A man who volunteered for a number of organizations to help the homeless find food during the COVID-19 lockdowns has been fined because he was out of his house, “without reason,” while helping.

And now officials with Christian Concern have succeeded in getting the British case against Jan Niedojadlo dropped.

The Crown Prosecution Service ultimately decided the prosecution was “not in the public interest.”

The 56-year-old Taunton man had been fined £60 ($84) by Avon and Somerset Police in April 2020 for telling homeless people about where they could get food during lockdown and for preaching from the Bible.

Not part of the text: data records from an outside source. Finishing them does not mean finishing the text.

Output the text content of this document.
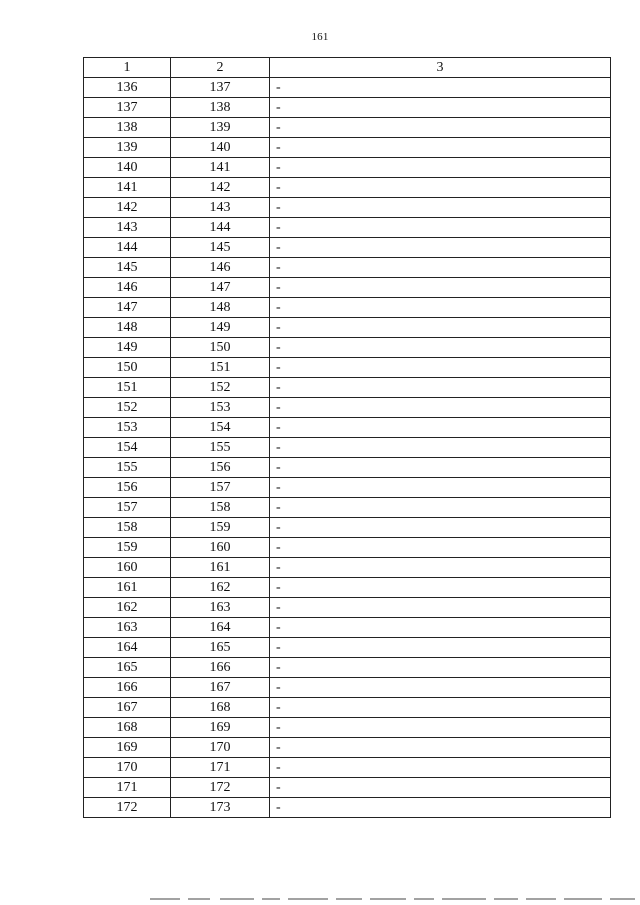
161
1	2	3
136	137	-
137	138	-
138	139	-
139	140	-
140	141	-
141	142	-
142	143	-
143	144	-
144	145	-
145	146	-
146	147	-
147	148	-
148	149	-
149	150	-
150	151	-
151	152	-
152	153	-
153	154	-
154	155	-
155	156	-
156	157	-
157	158	-
158	159	-
159	160	-
160	161	-
161	162	-
162	163	-
163	164	-
164	165	-
165	166	-
166	167	-
167	168	-
168	169	-
169	170	-
170	171	-
171	172	-
172	173	-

The move comes as members of Parliament on the Joint Committee on Human Rights are calling for all 85,000 COVID fines issued during the pandemic to be reviewed, according to the Christian Legal Center, which worked on the case.

Niedojadlo has volunteered for many years for Christian outreach projects in the region. One project, The Lord’s Soup Kitchen, was supplying hot meals for the homeless every Sunday afternoon in Taunton from January to April 2020.

Government rules at the time said volunteers were allowed to perform their volunteer work, even though the rest of the population essentially was locked down.

That Saturday, he went to Taunton town center to let people know about sources of help, and he talked with a homeless woman about where she could find help. He also shared a biblical message of hope.

It was a community support officer who first contacted him, then several police officials. He explained what he was doing, and documented his exemption from confinement, but they gave him a ticket anyway.

A witness provided in the case, Martin Parsons, explained that the case possibly revealed a “significant conflict between this aspect of freedom of religion both in terms of how it has been developed in British constitutional history and the interpretation of current Coronavirus regulations by Avon and Somerset Police.”

Andrea Williams, chief executive of the Christian Legal Center, said: “Christian preaching and outreach to the most vulnerable on our streets has a long and revered history in this country. For centuries it has played a vital role in meeting communities’ material, emotional and spiritual needs, especially for the homeless.

“This pandemic, and cases such as Jan’s, has exposed how as a society we are forgetting how important the role of the church and Christian outreach is in our communities. All Jan was doing was making the homeless aware of where they could get a warm meal and of the love that Jesus has for them at an especially vulnerable time.”